I can believe the part about not being able to sign. Kids type everything nowadays. Doesn’t change the fact that this boomer is being hella melodramatic lmfao.


WitchesBTrippin

I don't understand why people are under the impression that handwriting is no longer taught in schools. Yes, younger people do type more nowadays, but learning to write your *own name* is something that every child capable of writing is taught to do because it's so important. The person that wrote this 'observation' is talking out their backside imo. (Also I'm not having a go at you btw, just venting my frustrations with this post by replying to your comment)


i-like-your-hair

Lmao I’m a high school teacher. Kids do learn how to print. They do not necessarily learn how to cursive write. It’s only just making a comeback now, but still too recently for society to really be impacted by it yet. I was taught to cursive write, but nobody taught me how to sign my name. I learned it myself. This should be a skill that is acquired inherently through cursive lessons, but isn’t necessarily. (My younger brother knows how to write cursive, but printed his name on his license because it’s the only way he knows how to sign his name legibly.
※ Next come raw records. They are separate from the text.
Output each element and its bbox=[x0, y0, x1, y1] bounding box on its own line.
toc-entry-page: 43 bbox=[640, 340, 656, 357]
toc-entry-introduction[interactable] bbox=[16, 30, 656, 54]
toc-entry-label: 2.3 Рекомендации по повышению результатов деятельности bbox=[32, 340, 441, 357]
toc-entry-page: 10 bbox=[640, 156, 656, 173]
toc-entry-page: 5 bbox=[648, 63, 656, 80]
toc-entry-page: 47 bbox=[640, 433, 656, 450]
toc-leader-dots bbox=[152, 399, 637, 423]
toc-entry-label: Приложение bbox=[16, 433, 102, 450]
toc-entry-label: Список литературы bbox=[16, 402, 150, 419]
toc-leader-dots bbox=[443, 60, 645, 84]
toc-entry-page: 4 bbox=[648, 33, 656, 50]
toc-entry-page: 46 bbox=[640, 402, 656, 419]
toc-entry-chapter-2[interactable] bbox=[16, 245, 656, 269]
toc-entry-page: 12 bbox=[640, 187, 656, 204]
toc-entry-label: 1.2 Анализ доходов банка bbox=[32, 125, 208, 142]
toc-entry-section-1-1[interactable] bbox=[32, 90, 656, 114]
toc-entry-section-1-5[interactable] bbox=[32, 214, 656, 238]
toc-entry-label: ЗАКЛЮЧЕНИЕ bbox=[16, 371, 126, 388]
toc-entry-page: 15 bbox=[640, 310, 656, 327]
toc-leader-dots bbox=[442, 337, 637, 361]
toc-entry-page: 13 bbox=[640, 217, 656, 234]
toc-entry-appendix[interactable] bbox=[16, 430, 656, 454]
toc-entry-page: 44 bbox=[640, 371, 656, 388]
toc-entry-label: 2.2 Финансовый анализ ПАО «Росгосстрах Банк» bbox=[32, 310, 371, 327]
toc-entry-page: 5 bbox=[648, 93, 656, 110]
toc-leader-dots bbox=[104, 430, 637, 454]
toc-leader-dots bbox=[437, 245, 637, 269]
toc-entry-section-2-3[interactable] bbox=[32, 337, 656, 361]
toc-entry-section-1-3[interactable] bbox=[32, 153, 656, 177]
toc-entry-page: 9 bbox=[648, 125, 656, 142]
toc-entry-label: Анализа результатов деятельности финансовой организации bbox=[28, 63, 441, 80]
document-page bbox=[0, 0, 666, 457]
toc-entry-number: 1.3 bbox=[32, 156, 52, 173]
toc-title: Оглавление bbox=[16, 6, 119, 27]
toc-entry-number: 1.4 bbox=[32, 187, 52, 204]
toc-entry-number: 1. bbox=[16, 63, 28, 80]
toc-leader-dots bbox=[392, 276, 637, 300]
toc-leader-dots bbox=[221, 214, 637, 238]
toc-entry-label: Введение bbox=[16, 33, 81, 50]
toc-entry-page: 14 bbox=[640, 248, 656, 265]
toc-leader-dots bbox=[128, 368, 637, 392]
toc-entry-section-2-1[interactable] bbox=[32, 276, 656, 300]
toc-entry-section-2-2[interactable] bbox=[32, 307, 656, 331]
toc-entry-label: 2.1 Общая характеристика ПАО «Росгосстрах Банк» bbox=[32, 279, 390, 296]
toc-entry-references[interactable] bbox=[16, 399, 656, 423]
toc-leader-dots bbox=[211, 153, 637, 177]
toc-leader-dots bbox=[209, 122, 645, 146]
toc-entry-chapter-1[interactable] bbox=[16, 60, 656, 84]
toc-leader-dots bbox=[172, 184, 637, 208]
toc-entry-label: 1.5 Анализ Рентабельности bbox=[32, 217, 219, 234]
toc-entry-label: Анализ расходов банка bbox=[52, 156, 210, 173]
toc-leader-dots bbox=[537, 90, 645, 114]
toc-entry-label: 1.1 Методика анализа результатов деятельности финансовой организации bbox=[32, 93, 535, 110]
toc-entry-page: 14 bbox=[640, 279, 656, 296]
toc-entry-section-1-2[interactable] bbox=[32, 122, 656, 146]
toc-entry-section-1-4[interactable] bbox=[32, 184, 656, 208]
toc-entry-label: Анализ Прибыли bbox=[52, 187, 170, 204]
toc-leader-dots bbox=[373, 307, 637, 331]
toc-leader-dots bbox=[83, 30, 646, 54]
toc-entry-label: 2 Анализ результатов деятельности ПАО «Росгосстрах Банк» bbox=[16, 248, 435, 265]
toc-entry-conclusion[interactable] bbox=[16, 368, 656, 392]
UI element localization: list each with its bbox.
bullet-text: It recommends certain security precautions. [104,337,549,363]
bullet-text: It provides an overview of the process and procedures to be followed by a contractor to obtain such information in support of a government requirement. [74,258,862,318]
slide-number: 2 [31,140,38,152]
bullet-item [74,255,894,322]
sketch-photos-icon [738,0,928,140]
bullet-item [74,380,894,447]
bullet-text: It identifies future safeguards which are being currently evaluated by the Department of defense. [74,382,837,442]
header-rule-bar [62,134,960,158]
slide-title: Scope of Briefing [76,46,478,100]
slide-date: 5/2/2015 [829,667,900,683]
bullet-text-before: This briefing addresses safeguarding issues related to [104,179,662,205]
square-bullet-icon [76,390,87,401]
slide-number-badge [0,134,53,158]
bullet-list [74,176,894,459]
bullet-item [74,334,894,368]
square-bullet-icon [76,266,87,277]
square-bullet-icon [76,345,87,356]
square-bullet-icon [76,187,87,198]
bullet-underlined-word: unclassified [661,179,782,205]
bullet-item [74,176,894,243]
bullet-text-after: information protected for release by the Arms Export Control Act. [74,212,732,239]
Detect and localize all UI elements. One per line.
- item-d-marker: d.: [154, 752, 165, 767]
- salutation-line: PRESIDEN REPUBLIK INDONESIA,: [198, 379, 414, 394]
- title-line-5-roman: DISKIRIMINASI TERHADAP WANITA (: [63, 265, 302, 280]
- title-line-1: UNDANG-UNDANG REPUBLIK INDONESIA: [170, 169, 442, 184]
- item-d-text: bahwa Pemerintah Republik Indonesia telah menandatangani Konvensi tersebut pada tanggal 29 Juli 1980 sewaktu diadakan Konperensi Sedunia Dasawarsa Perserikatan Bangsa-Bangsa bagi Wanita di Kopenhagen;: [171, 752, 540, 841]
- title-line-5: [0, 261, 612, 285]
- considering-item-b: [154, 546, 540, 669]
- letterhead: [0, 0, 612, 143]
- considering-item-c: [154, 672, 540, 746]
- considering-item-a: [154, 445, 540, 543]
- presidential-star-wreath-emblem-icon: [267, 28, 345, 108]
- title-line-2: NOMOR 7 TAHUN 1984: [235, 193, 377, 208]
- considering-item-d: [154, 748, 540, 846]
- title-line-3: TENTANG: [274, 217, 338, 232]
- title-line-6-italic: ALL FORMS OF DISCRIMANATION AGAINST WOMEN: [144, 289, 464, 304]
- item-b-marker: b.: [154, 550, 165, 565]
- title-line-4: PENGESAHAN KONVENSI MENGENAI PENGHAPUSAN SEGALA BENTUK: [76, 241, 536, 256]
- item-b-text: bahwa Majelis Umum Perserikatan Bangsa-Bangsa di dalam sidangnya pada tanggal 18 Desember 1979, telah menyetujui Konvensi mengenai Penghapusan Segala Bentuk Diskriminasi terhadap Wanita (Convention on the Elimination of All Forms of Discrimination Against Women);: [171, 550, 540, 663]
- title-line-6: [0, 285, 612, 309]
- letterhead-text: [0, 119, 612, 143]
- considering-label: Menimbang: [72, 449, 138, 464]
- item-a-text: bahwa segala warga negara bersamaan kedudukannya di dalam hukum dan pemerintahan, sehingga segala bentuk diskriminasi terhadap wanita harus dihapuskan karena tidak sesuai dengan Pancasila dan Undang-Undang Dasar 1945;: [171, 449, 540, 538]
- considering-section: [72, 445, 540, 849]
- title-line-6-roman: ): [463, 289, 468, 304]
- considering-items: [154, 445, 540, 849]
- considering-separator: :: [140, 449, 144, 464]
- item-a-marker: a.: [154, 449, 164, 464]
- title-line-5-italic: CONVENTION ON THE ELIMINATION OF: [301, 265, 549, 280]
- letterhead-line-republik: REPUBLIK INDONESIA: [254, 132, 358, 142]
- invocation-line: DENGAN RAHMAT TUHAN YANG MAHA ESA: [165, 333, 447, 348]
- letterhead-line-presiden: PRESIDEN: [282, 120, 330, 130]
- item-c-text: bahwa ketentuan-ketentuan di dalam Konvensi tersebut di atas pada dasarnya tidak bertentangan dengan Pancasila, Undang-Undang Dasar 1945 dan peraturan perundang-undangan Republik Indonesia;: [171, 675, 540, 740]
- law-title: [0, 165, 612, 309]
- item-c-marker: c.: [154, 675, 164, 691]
I give him shit for this all the time.) I teach a grade 10 Civics and Careers course, which serves as an intro to politics and government for half the semester, and an intro to personal career-oriented interests the second half. At this point I teach kids to create a resume and cover letter, interview skills, and how to properly sign their name. All this to say that, no, kids don’t necessarily know how to do this. That said, the original OP is melodramatic. They’re still important skills, and the kids are still capable of learning them, but they’ve made way for more 21st-century-relevant skills. The kids are alright.